Michael P. Whyte, M.D.

DEPARTMENT OF Internal Medicine
Keywords: bone disease, skeletal dysplasias, metabolism, alkaline phosphatase

Numerous metabolic bone diseases and skeletal dysplasias affect pediatric as well as adult patients. Many are heritable. For those that are genetically transmitted, an increasing number are understood at the molecular level. Medical treatment is available for most of the metabolic conditions, but for few of the dysplasias. At the Center for Metabolic Bone Disease and Molecular Research, Shriners Hospital for Children, efforts are directed to diagnose, treat and investigate these conditions. Among the principal disorders encountered are X-linked hypophosphatemic (vitamin D-resistant) rickets, osteogenesis imperfecta (brittle bone disease), hypophosphatasia and disorders that cause focal or generalized osteosclerosis or osteopenia. However, the entire spectrum of pediatric metabolic bone diseases as well as skeletal dysplasias that can be confused with metabolic disorders are represented. Among the many clinical studies underway are: a long-term evaluation of the bioactive metabolite of vitamin D (calcitriol) and phosphate supplementation for X-linked hypophosphatemic rickets; quantitation of endogenous phosphocompound accumulation to provide diagnostic markers and prognosticators for hypophosphatasia; and assessment of the impact of dietary changes on the pathogenesis of high urine calcium levels in osteogenesis imperfecta. New syndromes and disorders are encountered and thoroughly characterized with mineral balance studies, bone densitometric techniques and iliac crest histomorphometry.

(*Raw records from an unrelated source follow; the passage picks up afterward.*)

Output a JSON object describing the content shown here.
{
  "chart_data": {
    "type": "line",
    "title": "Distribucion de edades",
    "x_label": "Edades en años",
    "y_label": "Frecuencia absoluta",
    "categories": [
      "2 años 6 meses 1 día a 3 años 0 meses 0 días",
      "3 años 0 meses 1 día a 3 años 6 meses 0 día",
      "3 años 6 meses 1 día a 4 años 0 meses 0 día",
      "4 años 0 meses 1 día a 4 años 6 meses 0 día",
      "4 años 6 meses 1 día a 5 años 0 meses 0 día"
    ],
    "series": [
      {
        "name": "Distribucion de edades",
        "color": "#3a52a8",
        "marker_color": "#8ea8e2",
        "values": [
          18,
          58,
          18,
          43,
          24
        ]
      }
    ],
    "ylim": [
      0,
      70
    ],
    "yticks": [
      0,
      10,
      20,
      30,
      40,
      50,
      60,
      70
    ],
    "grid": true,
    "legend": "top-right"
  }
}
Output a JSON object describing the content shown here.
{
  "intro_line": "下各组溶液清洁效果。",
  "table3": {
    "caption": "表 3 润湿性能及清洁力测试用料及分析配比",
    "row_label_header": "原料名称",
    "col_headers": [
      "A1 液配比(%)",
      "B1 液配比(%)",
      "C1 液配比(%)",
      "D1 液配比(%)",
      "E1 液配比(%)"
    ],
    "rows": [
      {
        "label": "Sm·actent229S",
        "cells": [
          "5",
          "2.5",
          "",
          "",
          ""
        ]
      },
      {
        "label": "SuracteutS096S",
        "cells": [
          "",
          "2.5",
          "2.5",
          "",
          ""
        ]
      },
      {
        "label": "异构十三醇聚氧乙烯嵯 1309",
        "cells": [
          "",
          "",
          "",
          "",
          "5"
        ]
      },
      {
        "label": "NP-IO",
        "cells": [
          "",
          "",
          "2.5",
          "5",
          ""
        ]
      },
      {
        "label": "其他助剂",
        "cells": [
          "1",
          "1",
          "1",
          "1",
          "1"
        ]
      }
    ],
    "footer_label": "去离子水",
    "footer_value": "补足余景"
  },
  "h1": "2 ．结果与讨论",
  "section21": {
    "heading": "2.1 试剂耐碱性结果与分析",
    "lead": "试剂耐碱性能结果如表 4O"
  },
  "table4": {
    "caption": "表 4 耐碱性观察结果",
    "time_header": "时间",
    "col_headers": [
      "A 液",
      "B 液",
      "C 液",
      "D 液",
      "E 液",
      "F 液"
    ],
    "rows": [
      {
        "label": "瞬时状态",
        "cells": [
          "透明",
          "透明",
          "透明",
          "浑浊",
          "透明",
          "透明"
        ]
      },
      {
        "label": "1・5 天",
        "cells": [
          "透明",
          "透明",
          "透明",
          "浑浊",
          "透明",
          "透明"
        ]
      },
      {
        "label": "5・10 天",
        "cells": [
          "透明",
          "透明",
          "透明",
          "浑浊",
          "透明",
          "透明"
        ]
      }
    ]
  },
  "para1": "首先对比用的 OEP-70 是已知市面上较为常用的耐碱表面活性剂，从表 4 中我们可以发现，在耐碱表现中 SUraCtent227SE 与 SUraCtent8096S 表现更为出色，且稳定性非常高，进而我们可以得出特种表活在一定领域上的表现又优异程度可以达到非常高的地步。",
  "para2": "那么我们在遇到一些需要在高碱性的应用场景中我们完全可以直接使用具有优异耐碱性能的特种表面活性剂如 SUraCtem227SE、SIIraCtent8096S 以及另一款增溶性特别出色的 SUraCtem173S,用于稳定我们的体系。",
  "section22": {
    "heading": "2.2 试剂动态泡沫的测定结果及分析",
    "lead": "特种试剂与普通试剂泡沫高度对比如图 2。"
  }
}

The laboratory not only provides routine assays to assess and follow mineral homeostasis but acts as a repository of biological specimens for collaborative studies. Such investigations are underway to locate and characterize the disease genes that cause X-linked hypophosphatemia, juvenile Paget disease, idiopathic hypoparathyroidism, hypophosphatasia, familial benign hypercalcemia, familial osteoporosis and various skeletal dysplasias. Phenotype/genotype correlation is being studied for several disorders. Investigators work closely with fellows and other faculty members.

In our laboratory at Barnes-Jewish Hospital (South Campus), we are searching for the gene defects that cause spondyloepiphyseal dysplasia tarda and X-linked recessive hypoparathyroidism. Mutation analysis of the bone alkaline phosphatase gene is underway for hypophosphatasia.